BY JAMIE FOSTER
BBC Countryfile has upset a boatload of viewers by its biased piece on Brexit and how it will affect farmers:
Adam Henson was interviewing a family of beef farmers who said Brexit had cast a shadow over the industry. They said that halving the tariffs in place to protect EU beef from imports would make it unsustainable to produce UK beef. The segment left the impression that Brexit was bad for farming. Viewers took to Twitter to express their anger saying that the piece was biased as it had only spoken to a Brexit farmer for 20 seconds while it spent five minutes with a Remain farmer.
The BBC’s coverage has been solidly anti-Brexit since the referendum. Let’s be honest, Countryfile’s latest offering is just one in a long line of Brexit scare stories. The show’s editorial position is “how can we introduce a Brexit story that will show Brexit in a bad light?” While no one enjoys the uncertainty of the current position, there is no reason why Brexit shouldn’t be good for farmers in the long run. As free trade markets open up post Brexit, farmers will have more and bigger markets to sell their products into. This will provide a great opportunity for farmers to take advantage of.

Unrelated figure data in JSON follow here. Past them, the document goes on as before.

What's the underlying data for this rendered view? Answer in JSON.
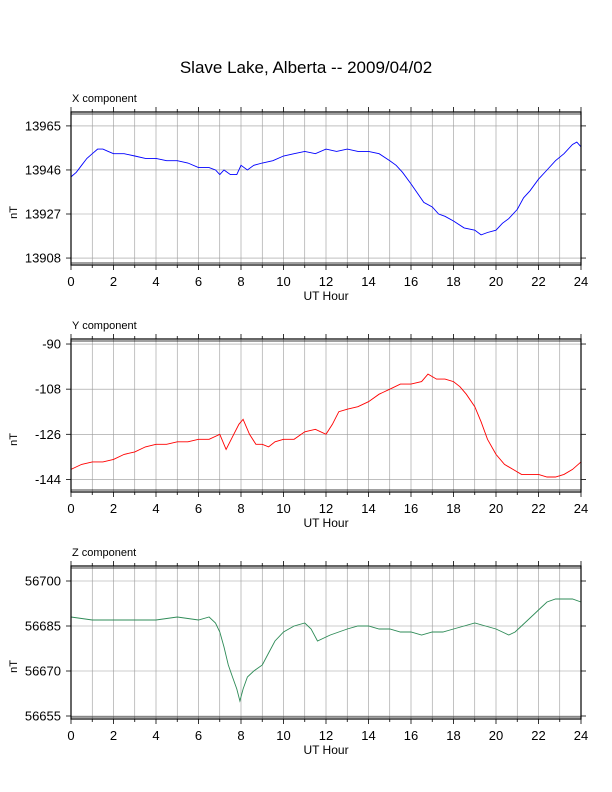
{
  "title": "Slave Lake, Alberta -- 2009/04/02",
  "chart_data": [
    {
      "type": "line",
      "panel_title": "X component",
      "xlabel": "UT Hour",
      "ylabel": "nT",
      "xlim": [
        0,
        24
      ],
      "ylim": [
        13905,
        13971
      ],
      "xticks": [
        0,
        2,
        4,
        6,
        8,
        10,
        12,
        14,
        16,
        18,
        20,
        22,
        24
      ],
      "yticks": [
        13908,
        13927,
        13946,
        13965
      ],
      "grid": true,
      "color": "#0000ff",
      "x": [
        0,
        0.25,
        0.5,
        0.75,
        1,
        1.25,
        1.5,
        1.75,
        2,
        2.5,
        3,
        3.5,
        4,
        4.5,
        5,
        5.5,
        6,
        6.5,
        6.8,
        7,
        7.2,
        7.5,
        7.8,
        8,
        8.3,
        8.6,
        9,
        9.5,
        10,
        10.5,
        11,
        11.5,
        12,
        12.5,
        13,
        13.5,
        14,
        14.5,
        15,
        15.3,
        15.6,
        16,
        16.3,
        16.6,
        17,
        17.3,
        17.6,
        18,
        18.5,
        19,
        19.3,
        19.6,
        20,
        20.3,
        20.6,
        21,
        21.3,
        21.6,
        22,
        22.4,
        22.8,
        23.2,
        23.6,
        23.8,
        24
      ],
      "y": [
        13943,
        13945,
        13948,
        13951,
        13953,
        13955,
        13955,
        13954,
        13953,
        13953,
        13952,
        13951,
        13951,
        13950,
        13950,
        13949,
        13947,
        13947,
        13946,
        13944,
        13946,
        13944,
        13944,
        13948,
        13946,
        13948,
        13949,
        13950,
        13952,
        13953,
        13954,
        13953,
        13955,
        13954,
        13955,
        13954,
        13954,
        13953,
        13950,
        13948,
        13945,
        13940,
        13936,
        13932,
        13930,
        13927,
        13926,
        13924,
        13921,
        13920,
        13918,
        13919,
        13920,
        13923,
        13925,
        13929,
        13934,
        13937,
        13942,
        13946,
        13950,
        13953,
        13957,
        13958,
        13956
      ]
    },
    {
      "type": "line",
      "panel_title": "Y component",
      "xlabel": "UT Hour",
      "ylabel": "nT",
      "xlim": [
        0,
        24
      ],
      "ylim": [
        -149,
        -88
      ],
      "xticks": [
        0,
        2,
        4,
        6,
        8,
        10,
        12,
        14,
        16,
        18,
        20,
        22,
        24
      ],
      "yticks": [
        -90,
        -108,
        -126,
        -144
      ],
      "grid": true,
      "color": "#ff0000",
      "x": [
        0,
        0.5,
        1,
        1.5,
        2,
        2.5,
        3,
        3.5,
        4,
        4.5,
        5,
        5.5,
        6,
        6.5,
        7,
        7.3,
        7.6,
        7.9,
        8.1,
        8.4,
        8.7,
        9,
        9.3,
        9.6,
        10,
        10.5,
        11,
        11.5,
        12,
        12.3,
        12.6,
        13,
        13.5,
        14,
        14.5,
        15,
        15.5,
        16,
        16.5,
        16.8,
        17.2,
        17.6,
        18,
        18.3,
        18.6,
        19,
        19.3,
        19.6,
        20,
        20.4,
        20.8,
        21.2,
        21.6,
        22,
        22.4,
        22.8,
        23.2,
        23.6,
        24
      ],
      "y": [
        -140,
        -138,
        -137,
        -137,
        -136,
        -134,
        -133,
        -131,
        -130,
        -130,
        -129,
        -129,
        -128,
        -128,
        -126,
        -132,
        -127,
        -122,
        -120,
        -126,
        -130,
        -130,
        -131,
        -129,
        -128,
        -128,
        -125,
        -124,
        -126,
        -122,
        -117,
        -116,
        -115,
        -113,
        -110,
        -108,
        -106,
        -106,
        -105,
        -102,
        -104,
        -104,
        -105,
        -107,
        -110,
        -115,
        -121,
        -128,
        -134,
        -138,
        -140,
        -142,
        -142,
        -142,
        -143,
        -143,
        -142,
        -140,
        -137
      ]
    },
    {
      "type": "line",
      "panel_title": "Z component",
      "xlabel": "UT Hour",
      "ylabel": "nT",
      "xlim": [
        0,
        24
      ],
      "ylim": [
        56654,
        56705
      ],
      "xticks": [
        0,
        2,
        4,
        6,
        8,
        10,
        12,
        14,
        16,
        18,
        20,
        22,
        24
      ],
      "yticks": [
        56655,
        56670,
        56685,
        56700
      ],
      "grid": true,
      "color": "#2e8b57",
      "x": [
        0,
        1,
        2,
        3,
        4,
        5,
        6,
        6.5,
        6.8,
        7,
        7.2,
        7.4,
        7.6,
        7.8,
        7.95,
        8.1,
        8.3,
        8.6,
        9,
        9.3,
        9.6,
        10,
        10.5,
        11,
        11.3,
        11.6,
        11.9,
        12.2,
        12.6,
        13,
        13.5,
        14,
        14.5,
        15,
        15.5,
        16,
        16.5,
        17,
        17.5,
        18,
        18.5,
        19,
        19.5,
        20,
        20.3,
        20.6,
        20.9,
        21.2,
        21.5,
        21.8,
        22.1,
        22.4,
        22.8,
        23.2,
        23.6,
        24
      ],
      "y": [
        56688,
        56687,
        56687,
        56687,
        56687,
        56688,
        56687,
        56688,
        56686,
        56683,
        56678,
        56672,
        56668,
        56664,
        56660,
        56664,
        56668,
        56670,
        56672,
        56676,
        56680,
        56683,
        56685,
        56686,
        56684,
        56680,
        56681,
        56682,
        56683,
        56684,
        56685,
        56685,
        56684,
        56684,
        56683,
        56683,
        56682,
        56683,
        56683,
        56684,
        56685,
        56686,
        56685,
        56684,
        56683,
        56682,
        56683,
        56685,
        56687,
        56689,
        56691,
        56693,
        56694,
        56694,
        56694,
        56693
      ]
    }
  ]
}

Why can’t programmes like Countryfile show the upbeat possibilities of Brexit? It would only take a shift in the editorial attitude for the BBC to concentrate on the real potential of Brexit. This is something the BBC would never do. It is a real shame that in regards to an industry as entrepreneurial and innovative as the farming industry no one is looking at the ways in which farmers can benefit from the opportunities of Brexit.
Countryfile is a programme that has long lost the trust of the rural community. It has concentrated for too long on subjects to appeal to its urban-based audience. It treats the countryside like Disneyland – finding ways in which it can entertain town-based viewers. The real concerns and issues of the countryside are never touched upon.
How does the BBC think they can get away with such a one sided editorial policy? The arrogance of the corporation is breath-taking. It is typical of the BBC to take this approach. They are similarly one sided in regard to American imports, broadcasting scare stories about chlorinated chicken. What they fail to report is that the recent Listeria deaths in hospitals in the UK would be unlikely to happen in the US because their chicken has been pre-washed with antimicrobials that kill Listeria.
It is about time that the BBC stopped treating us like idiots. The constant stream of Brexit scare stories are tiresome in the extreme. What the country needs are some people willing to talk about the advantages to this country of leaving the EU. Otherwise we are conning ourselves into only seeing the bleak side of Brexit.
The BBC needs to sort out Countryfile and start looking into stories that are genuinely of interest to rural Britain. It needs to stop using the countryside as a backdrop for its tired message on Brexit or yet more country-dwellers will give up on the BBC – increasing numbers cannot be bothered to pay the TV licence.